Die Zukunft von Radamel Falcao scheint geklärt. Wie goal.com berichtet, wechselt Falcao bereits im Winter zum FC Chelsea. Die Blues wollen die Ablöse von 60 Millionen Euro u.a. durch den Verkauf von Fernando Torres oder Daniel Sturridge stemmen.

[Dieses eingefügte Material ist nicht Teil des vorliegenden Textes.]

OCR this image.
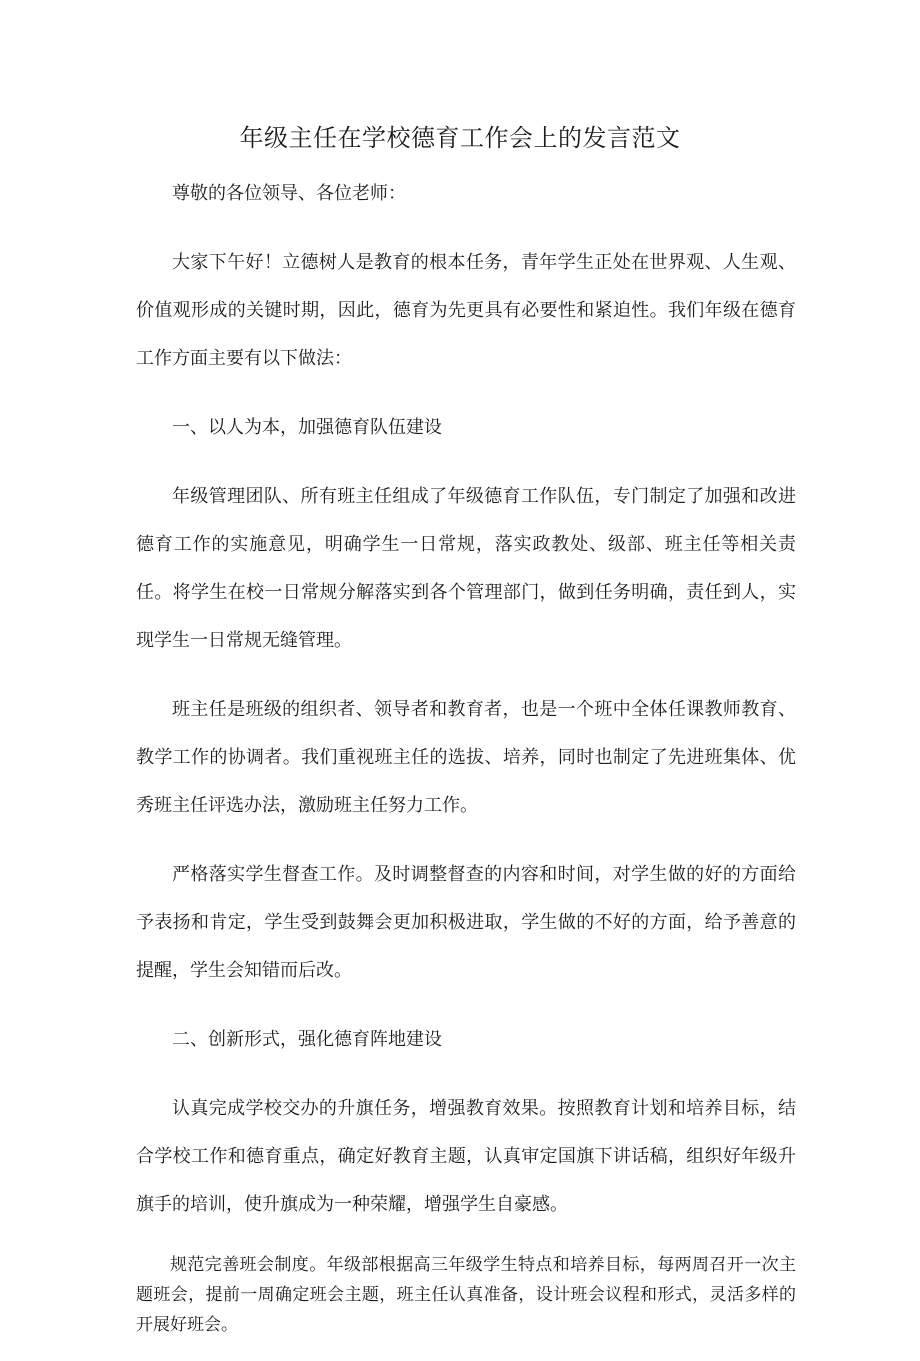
年级主任在学校德育工作会上的发言范文

尊敬的各位领导、各位老师：

大家下午好！立德树人是教育的根本任务，青年学生正处在世界观、人生观、价值观形成的关键时期，因此，德育为先更具有必要性和紧迫性。我们年级在德育工作方面主要有以下做法：

一、以人为本，加强德育队伍建设

年级管理团队、所有班主任组成了年级德育工作队伍，专门制定了加强和改进德育工作的实施意见，明确学生一日常规，落实政教处、级部、班主任等相关责任。将学生在校一日常规分解落实到各个管理部门，做到任务明确，责任到人，实现学生一日常规无缝管理。

班主任是班级的组织者、领导者和教育者，也是一个班中全体任课教师教育、教学工作的协调者。我们重视班主任的选拔、培养，同时也制定了先进班集体、优秀班主任评选办法，激励班主任努力工作。

严格落实学生督查工作。及时调整督查的内容和时间，对学生做的好的方面给予表扬和肯定，学生受到鼓舞会更加积极进取，学生做的不好的方面，给予善意的提醒，学生会知错而后改。

二、创新形式，强化德育阵地建设

认真完成学校交办的升旗任务，增强教育效果。按照教育计划和培养目标，结合学校工作和德育重点，确定好教育主题，认真审定国旗下讲话稿，组织好年级升旗手的培训，使升旗成为一种荣耀，增强学生自豪感。

规范完善班会制度。年级部根据高三年级学生特点和培养目标，每两周召开一次主题班会，提前一周确定班会主题，班主任认真准备，设计班会议程和形式，灵活多样的开展好班会。
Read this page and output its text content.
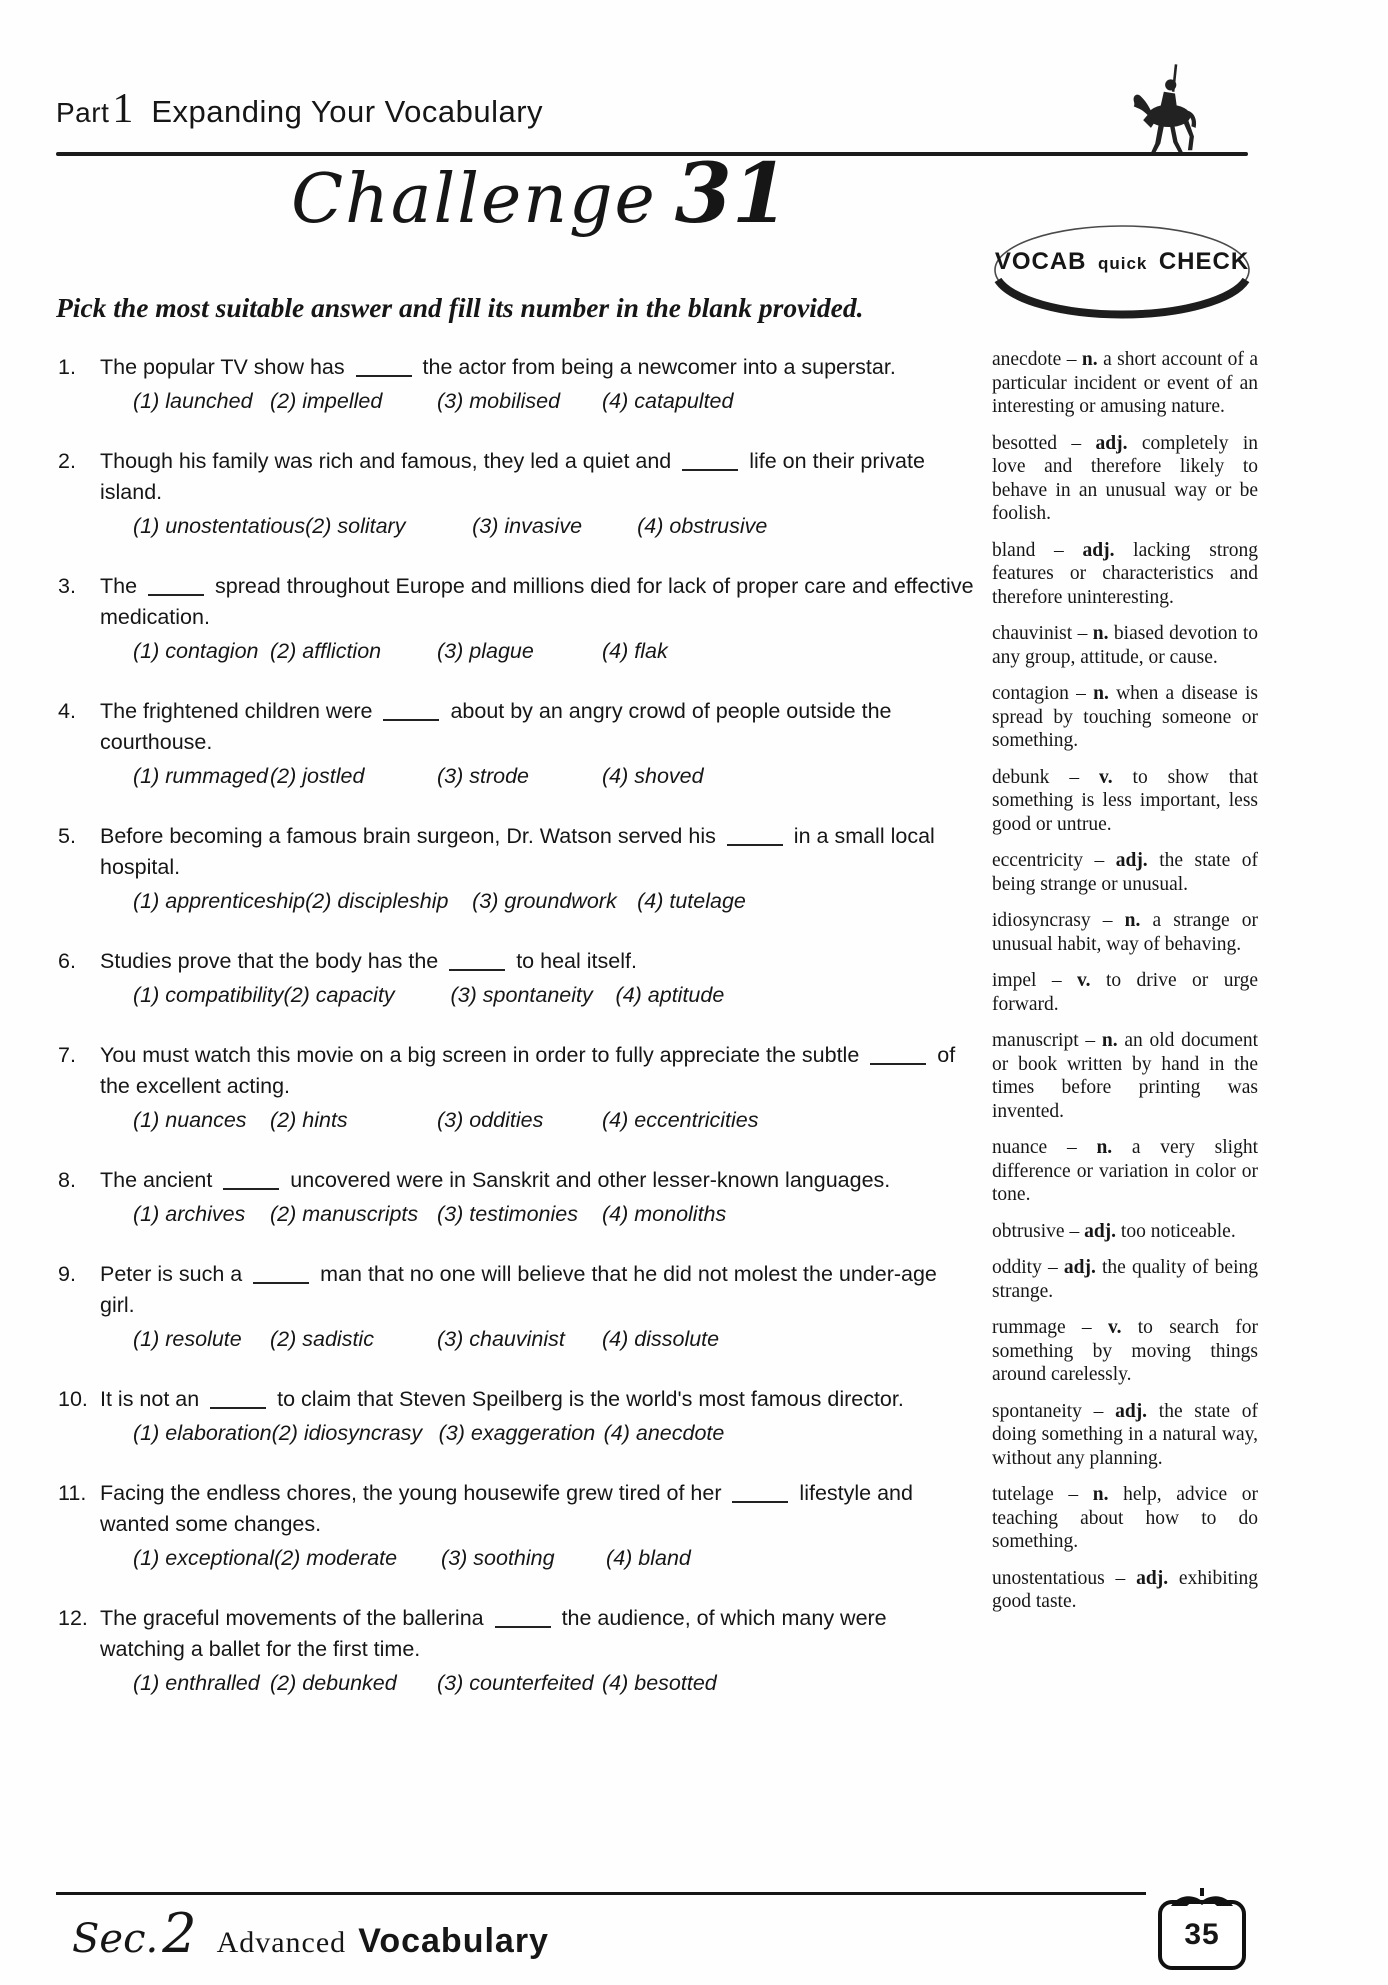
Part 1 Expanding Your Vocabulary
Challenge 31
Pick the most suitable answer and fill its number in the blank provided.
VOCAB quick CHECK
1.	The popular TV show has	the actor from being a newcomer into a superstar.
(1) launched (2) impelled	(3) mobilised	(4) catapulted
2.	Though his family was rich and famous, they led a quiet and	life on their private island.
(1) unostentatious (2) solitary	(3) invasive	(4) obstrusive
3.	The	spread throughout Europe and millions died for lack of proper care and effective medication.
(1) contagion (2) affliction	(3) plague	(4) flak
4.	The frightened children were	about by an angry crowd of people outside the courthouse.
(1) rummaged (2) jostled	(3) strode	(4) shoved
5.	Before becoming a famous brain surgeon, Dr. Watson served his	in a small local hospital.
(1) apprenticeship (2) discipleship	(3) groundwork (4) tutelage
6.	Studies prove that the body has the	to heal itself.
(1) compatibility (2) capacity	(3) spontaneity	(4) aptitude
7.	You must watch this movie on a big screen in order to fully appreciate the subtle	of the excellent acting.
(1) nuances	(2) hints	(3) oddities	(4) eccentricities
8.	The ancient	uncovered were in Sanskrit and other lesser-known languages.
(1) archives	(2) manuscripts (3) testimonies	(4) monoliths
9.	Peter is such a	man that no one will believe that he did not molest the under-age girl.
(1) resolute	(2) sadistic	(3) chauvinist	(4) dissolute
10. It is not an	to claim that Steven Speilberg is the world's most famous director.
(1) elaboration (2) idiosyncrasy (3) exaggeration (4) anecdote
11. Facing the endless chores, the young housewife grew tired of her	lifestyle and wanted some changes.
(1) exceptional (2) moderate	(3) soothing	(4) bland
12. The graceful movements of the ballerina	the audience, of which many were watching a ballet for the first time.
(1) enthralled (2) debunked	(3) counterfeited (4) besotted

anecdote – n. a short account of a particular incident or event of an interesting or amusing nature.

besotted – adj. completely in love and therefore likely to behave in an unusual way or be foolish.

bland – adj. lacking strong features or characteristics and therefore uninteresting.

chauvinist – n. biased devotion to any group, attitude, or cause.

contagion – n. when a disease is spread by touching someone or something.

debunk – v. to show that something is less important, less good or untrue.

eccentricity – adj. the state of being strange or unusual.

idiosyncrasy – n. a strange or unusual habit, way of behaving.

impel – v. to drive or urge forward.

manuscript – n. an old document or book written by hand in the times before printing was invented.

nuance – n. a very slight difference or variation in color or tone.

obtrusive – adj. too noticeable.

oddity – adj. the quality of being strange.

rummage – v. to search for something by moving things around carelessly.

spontaneity – adj. the state of doing something in a natural way, without any planning.

tutelage – n. help, advice or teaching about how to do something.

unostentatious – adj. exhibiting good taste.

Sec. 2 Advanced Vocabulary	35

Der amtierende Champions-League-Sieger soll Falcao signalisiert haben, dass man bereit sei, Atletico Madrid die festgeschriebene Ablöse von 60 Millionen Euro zu bezahlen. In der Vergangenheit hat der 26-Jährige bereits mehrfach den FC Chelsea zu seinem Wunschverein erklärt.
Der englische Meister Manchester City und der französische Tabellenführer Paris St. Germain hätten damit das Nachsehen. Auch Real Madrid war des Öfteren mit Falcao in Verbindung gebracht worden.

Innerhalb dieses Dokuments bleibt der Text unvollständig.